Data Integrity Sentinel
Key tech stack:
- Java 21 (
Stream,Concurrent,Security) - Spring Boot
- Postgres, DynamoDB
- Docker, Localstack
This project is a high-performance data integrity system. Key requirements of this projects are:
- High throughput
- Memory efficiency
- Ability to work with large volumes of files and large file sizes
- Robust
To improve memory efficiency, I designed the system around streaming. Instead of loading entire files, it processes data in small, fixed-size chunks. The result is that a 10GB file consumes the same tiny amount of memory as a 10MB file, keeping usage constant and predictable.
For throughput, I have leveraged producer-consumer architecture.

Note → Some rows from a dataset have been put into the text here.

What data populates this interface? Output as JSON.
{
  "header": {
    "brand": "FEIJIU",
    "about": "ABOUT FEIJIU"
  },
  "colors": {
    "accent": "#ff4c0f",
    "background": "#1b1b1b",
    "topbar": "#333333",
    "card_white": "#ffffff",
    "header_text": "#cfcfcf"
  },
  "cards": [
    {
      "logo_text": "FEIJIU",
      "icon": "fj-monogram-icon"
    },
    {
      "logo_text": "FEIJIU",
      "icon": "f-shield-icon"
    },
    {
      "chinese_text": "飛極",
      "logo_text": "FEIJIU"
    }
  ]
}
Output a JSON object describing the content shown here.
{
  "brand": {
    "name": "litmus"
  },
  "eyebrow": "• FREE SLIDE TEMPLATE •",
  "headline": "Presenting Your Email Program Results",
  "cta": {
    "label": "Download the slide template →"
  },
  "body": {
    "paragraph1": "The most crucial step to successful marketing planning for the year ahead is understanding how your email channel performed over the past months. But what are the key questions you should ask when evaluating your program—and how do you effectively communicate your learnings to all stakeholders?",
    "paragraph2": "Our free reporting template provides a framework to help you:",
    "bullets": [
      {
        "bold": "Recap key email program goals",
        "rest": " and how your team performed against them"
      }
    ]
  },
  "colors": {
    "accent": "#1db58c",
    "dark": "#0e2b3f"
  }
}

The system is built from several concurrent stages. Further, I have also applied multi-threading. This architecture creates a powerful combination that maximizes throughput
I have used DynamoDB and Postgres databases. DynamoDB is used for storing state, while Postgres stores historical logs. DynamoDB provides low-latency key-value operations crucial for high-throughput processing. Postgres supports complex analytical queries on audit logs.
I have leveraged Spring Boot to provide configuration and dependency injection.
Ultimately, this design achieves near-constant memory usage regardless of file size and a sustained throughput of over 500 MB/sec.